For example, the following two linked lists:
A: a1 → a2
↘
c1 → c2 → c3
↗
B: b1 → b2 → b3
begin to intersect at node c1.
Notes:
- If the two linked lists have no intersection at all, return
null. - The linked lists must retain their original structure after the function returns.
- You may assume there are no cycles anywhere in the entire linked structure.
- Your code should preferably run in O(n) time and use only O(1) memory.
Answer 1: 双指针法
思路:由于本题题意指合并,即如果两个链表有共同节点,尾部节点一定是同一个节点,即Y型。
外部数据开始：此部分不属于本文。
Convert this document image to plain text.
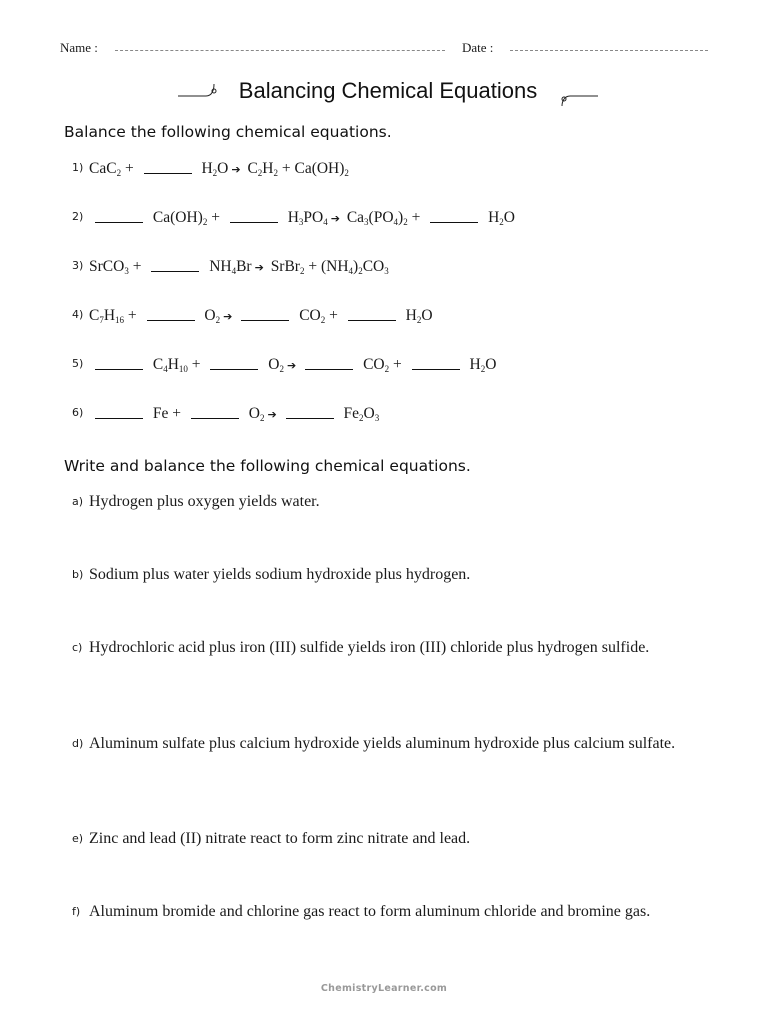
Name :	Date :
Balancing Chemical Equations
Balance the following chemical equations.
1) CaC$_2$ +	$H_2O$ ➔ $C_2H_2 + Ca(OH)_2$
2)	$Ca(OH)_2$ +	$H_3PO_4$ ➔ $Ca_3(PO_4)_2$ +	$H_2O$
3) SrCO$_3$ +	$NH_4Br$ ➔ SrBr$_2$ + $(NH_4)_2CO_3$
4) $C_7H_{16}$ +	$O_2$ ➔	$CO_2$ +	$H_2O$
5)	$C_4H_{10}$ +	$O_2$ ➔	$CO_2$ +	$H_2O$
6)	Fe +	$O_2$ ➔	$Fe_2O_3$
Write and balance the following chemical equations.
a) Hydrogen plus oxygen yields water.
b) Sodium plus water yields sodium hydroxide plus hydrogen.
c) Hydrochloric acid plus iron (III) sulfide yields iron (III) chloride plus hydrogen sulfide.
d) Aluminum sulfate plus calcium hydroxide yields aluminum hydroxide plus calcium sulfate.
e) Zinc and lead (II) nitrate react to form zinc nitrate and lead.
f) Aluminum bromide and chlorine gas react to form aluminum chloride and bromine gas.
ChemistryLearner.com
设定两个指针,若从两个链表的表头同时遍历,很明显不能找到交点。但如果先将较长的链表截取长出去的一部分,然后两个链表同时遍历,则第一次两个指针相等的节点明显是所求节点。但若走到链表尾,仍然未相交,则两个链表未相交。
Attention:
1. 如何计算两个链表长度。
分别遍历链表,记录其长度。
while(pa) {pa=pa->next;lengthA++;}
while(pb) {pb=pb->next;lengthB++;} 2. 需要保存链表头结点,以备后面恢复链表指针需要。ListNode *pa=headA,*pb=headB;复杂度:O(lengthA + lengthB) .空间复杂度O(1)
AC Code:
/**
* Definition for singly-linked list.
* struct ListNode {
* int val;
* ListNode *next;
* ListNode(int x) : val(x), next(NULL) {}
* };
*/
class Solution {
public:
ListNode *getIntersectionNode(ListNode *headA, ListNode *headB) {
ListNode* pa = headA;
ListNode* pb = headB;
//记录ListA和ListB的长度
int lengthA = 0;
int lengthB = 0;
while(pa)
{
pa = pa->next;
lengthA++;
}
while(pb)
{
pb = pb->next;
lengthB++;
}
//由于本题题意指合并,即如果两个链表有共同节点,尾部节点一定是同一个节点,即Y型,先将两个链表移动到节点个数一致的地方
if(lengthA >= lengthB)
{
int n = lengthA - lengthB;
pa = headA;
pb = headB;
while(n)
{
pa = pa->next;
n--;
}
}
else
{
int n = lengthB - lengthA;
pa = headA;
pb = headB;
while(n)
{
pb = pb->next;
n--;
}
}
while(pa != pb)
{
pa = pa->next;
pb = pb->next;
}
return pa;
}
};Answer 2: 追逐法(更加简练)
思路:根据追逐步长相同的方法,判断出如果两个链表存在交叉点,下次相遇一定在交叉点,否则在尾部节点。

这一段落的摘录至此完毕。